Les premières manifestations, qui ont éclaté dans la matinée du vendredi 2 février, ont pris une tournure violente alors que des centaines de soldats se sont répandus dans les rues de Conakry, tirant en l’air et bloquant la circulation. Les tensions ont rapidement escaladé, culminant avec des attaques répétées contre le palais présidentiel, touché par des obus. Les violences ont fait au moins vingt morts, essentiellement des innocents civils. La situation est devenue si critique que le président Conté a dû se réfugier dans un bunker sous le palais, protégé par sa garde personnelle, les « bérets rouges ».

La panique s’installe dans la cité

Dans un climat de panique, la radio nationale est restée silencieuse, et l’aéroport de Conakry a été fermé, tandis que les ambassades occidentales conseillaient à leurs ressortissants de rester chez eux. Les mutins, qui avaient pris le contrôle du camp Samory et de la radio nationale, ont proclamé la création d’un « comité de salut national ».

Une tentative de coup d’État avortée

Les mutins, qui avaient initialement exprimé des revendications légitimes, se sont retrouvés en position de force, mais leur tentative de coup d’État a échoué en raison de divergences internes et d’un manque de coordination. Parmi les principaux officiers meneurs de cette mutinerie figuraient le commandant Kader Doumbouya, le commandant Gbago Zoumanigui, le commandant Yaya Sow, le lieutenant Mory Laye Kébé et le sous-lieutenant Mohamed Lamine Diarra. Après la destruction par des obus du Palais des Nations, où se trouvait le président Conté, ce dernier s’est rendu courageusement, sous la pression des mutins, au Camp Alpha Yaya Diallo en haute banlieue pour accéder aux revendications des mutins. Cette décision a permis de mettre fin à la mutinerie, mais non sans conséquences. En effet, les jours de troubles ont également été marqués par de nombreux pillages et destructions de biens privés, notamment des magasins et des boutiques, laissant des traces indélébiles sur le tissu économique de la capitale.

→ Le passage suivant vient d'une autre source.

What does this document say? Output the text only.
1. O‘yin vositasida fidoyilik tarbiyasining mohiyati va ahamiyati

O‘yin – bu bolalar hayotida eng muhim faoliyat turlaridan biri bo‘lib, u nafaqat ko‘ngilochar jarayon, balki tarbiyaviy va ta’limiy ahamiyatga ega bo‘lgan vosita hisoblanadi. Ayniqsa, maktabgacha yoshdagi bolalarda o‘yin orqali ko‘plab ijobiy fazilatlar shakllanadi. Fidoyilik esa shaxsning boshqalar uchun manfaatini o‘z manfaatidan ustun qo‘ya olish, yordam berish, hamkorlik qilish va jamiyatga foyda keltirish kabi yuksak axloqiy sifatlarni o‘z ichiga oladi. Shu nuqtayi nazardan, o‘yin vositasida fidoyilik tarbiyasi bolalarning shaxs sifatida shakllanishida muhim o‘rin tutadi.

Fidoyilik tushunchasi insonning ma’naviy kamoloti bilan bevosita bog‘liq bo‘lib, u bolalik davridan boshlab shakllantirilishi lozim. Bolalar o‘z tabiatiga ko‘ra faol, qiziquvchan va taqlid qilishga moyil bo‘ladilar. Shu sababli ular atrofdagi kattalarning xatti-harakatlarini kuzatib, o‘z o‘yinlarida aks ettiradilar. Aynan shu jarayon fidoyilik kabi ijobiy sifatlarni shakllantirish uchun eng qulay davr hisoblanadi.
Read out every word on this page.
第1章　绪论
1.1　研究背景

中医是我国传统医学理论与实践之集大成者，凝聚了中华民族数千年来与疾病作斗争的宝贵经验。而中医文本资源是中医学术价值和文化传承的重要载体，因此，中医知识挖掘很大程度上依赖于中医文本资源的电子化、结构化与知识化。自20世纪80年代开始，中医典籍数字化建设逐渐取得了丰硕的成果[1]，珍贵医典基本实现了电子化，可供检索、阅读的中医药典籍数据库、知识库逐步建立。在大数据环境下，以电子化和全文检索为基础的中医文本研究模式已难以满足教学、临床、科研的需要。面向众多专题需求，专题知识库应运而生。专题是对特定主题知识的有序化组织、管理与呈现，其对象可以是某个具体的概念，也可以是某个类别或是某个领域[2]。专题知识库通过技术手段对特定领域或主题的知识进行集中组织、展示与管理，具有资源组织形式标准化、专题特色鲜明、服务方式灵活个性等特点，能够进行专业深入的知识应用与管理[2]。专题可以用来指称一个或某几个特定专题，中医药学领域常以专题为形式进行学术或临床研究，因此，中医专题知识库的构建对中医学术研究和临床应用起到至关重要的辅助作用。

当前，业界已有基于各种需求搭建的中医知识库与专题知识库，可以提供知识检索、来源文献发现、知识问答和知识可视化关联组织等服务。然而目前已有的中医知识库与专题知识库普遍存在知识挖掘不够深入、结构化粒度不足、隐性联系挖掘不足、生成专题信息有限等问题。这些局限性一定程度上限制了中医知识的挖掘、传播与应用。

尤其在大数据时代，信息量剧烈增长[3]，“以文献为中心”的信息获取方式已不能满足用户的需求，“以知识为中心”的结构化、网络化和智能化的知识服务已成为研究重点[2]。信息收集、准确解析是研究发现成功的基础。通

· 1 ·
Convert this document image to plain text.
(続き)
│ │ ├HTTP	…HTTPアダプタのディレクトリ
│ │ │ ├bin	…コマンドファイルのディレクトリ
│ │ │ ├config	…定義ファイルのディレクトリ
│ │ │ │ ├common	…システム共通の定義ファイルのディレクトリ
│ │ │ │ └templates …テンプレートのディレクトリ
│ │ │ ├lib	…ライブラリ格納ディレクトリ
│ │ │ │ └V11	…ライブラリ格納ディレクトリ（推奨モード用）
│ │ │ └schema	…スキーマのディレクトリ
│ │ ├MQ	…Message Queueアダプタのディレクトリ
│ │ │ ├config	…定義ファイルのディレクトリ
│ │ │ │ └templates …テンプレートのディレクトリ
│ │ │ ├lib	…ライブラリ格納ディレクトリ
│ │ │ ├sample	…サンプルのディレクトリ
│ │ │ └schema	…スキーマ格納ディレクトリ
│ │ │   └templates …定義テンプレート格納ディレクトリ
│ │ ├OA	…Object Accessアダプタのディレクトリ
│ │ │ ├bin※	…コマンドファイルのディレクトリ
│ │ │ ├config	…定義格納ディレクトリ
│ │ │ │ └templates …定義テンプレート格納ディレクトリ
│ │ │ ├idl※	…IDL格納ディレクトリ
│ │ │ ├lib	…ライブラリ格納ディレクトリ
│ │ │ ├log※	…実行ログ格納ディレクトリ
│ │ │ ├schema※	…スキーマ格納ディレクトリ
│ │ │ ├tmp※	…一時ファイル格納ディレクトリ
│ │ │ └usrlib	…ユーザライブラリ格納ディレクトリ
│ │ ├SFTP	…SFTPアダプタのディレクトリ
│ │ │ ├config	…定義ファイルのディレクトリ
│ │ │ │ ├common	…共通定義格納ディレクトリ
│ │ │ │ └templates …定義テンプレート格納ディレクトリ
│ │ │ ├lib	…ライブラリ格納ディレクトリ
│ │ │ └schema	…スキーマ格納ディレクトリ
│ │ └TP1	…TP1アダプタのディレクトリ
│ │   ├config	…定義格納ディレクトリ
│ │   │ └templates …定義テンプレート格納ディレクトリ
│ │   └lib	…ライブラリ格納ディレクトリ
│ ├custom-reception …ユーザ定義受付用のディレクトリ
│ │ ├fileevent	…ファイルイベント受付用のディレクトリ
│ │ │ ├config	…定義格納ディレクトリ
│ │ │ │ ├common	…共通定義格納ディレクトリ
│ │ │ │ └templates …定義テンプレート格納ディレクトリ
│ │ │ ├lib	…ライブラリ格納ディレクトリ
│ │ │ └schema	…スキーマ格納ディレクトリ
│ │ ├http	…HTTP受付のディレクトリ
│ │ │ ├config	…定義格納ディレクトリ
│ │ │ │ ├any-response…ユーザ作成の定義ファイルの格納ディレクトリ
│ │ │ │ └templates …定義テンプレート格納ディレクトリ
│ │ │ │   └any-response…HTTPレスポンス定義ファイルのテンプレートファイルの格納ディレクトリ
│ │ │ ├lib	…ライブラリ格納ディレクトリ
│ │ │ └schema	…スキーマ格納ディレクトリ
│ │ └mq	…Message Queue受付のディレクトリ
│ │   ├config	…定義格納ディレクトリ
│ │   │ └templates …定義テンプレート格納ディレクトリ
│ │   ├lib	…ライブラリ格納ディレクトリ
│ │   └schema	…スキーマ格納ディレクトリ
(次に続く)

Promesses suivies des arrestations

Le 4 février, alors que les violences s’apaisaient, le président Conté a confirmé le limogeage du colonel Diallo et a promis d’augmenter les soldes des militaires. Cependant, cette promesse est intervenue trop tard pour apaiser les tensions. Les événements de ces deux jours ont laissé une empreinte indélébile sur la mémoire collective guinéenne. Des mutins, dont certains auraient déjà tenté de renverser le régime en 1994, ont été arrêtés peu après les événements. Tandis que d’autres officiers supérieurs tels que Bago Zoumanigui, Souleymane F. Camara ou Amara Oularé ont pris le chemin de l’exil. Les rapports sur la torture et les violences infligées aux détenus militaires ont également soulevé des préoccupations parmi les organisations de défense des droits de l’homme.

Un héritage complexe

Lansana Conté, bien qu’affaibli, a réussi à maintenir son pouvoir jusqu’à sa mort en 2008. Cependant, les événements de février 1996 ont mis en lumière les profondes fractures au sein de l’armée et la nécessité d’une réforme structurelle. Les promesses de réformes n’ont pas été tenues jusqu’à la fin du régime, et la Guinée continue toujours de faire face à des crises politiques et économiques.a

Réflexions sur le passé

Aujourd’hui, alors que le pays se remémore ces événements, il est essentiel de réfléchir aux leçons tirées de cette période tumultueuse. La quête de justice et de réconciliation demeure un enjeu crucial pour la Guinée, alors que les cicatrices du passé continuent d’influencer le présent. Les Guinéens aspirent à un avenir où les voix des militaires et des civils seront entendues, et où les promesses de changement ne resteront pas lettre morte. La mémoire de ces événements tragiques doit servir de fondement pour construire une nation plus unie et résiliente, capable de surmonter les défis du présent et de l’avenir.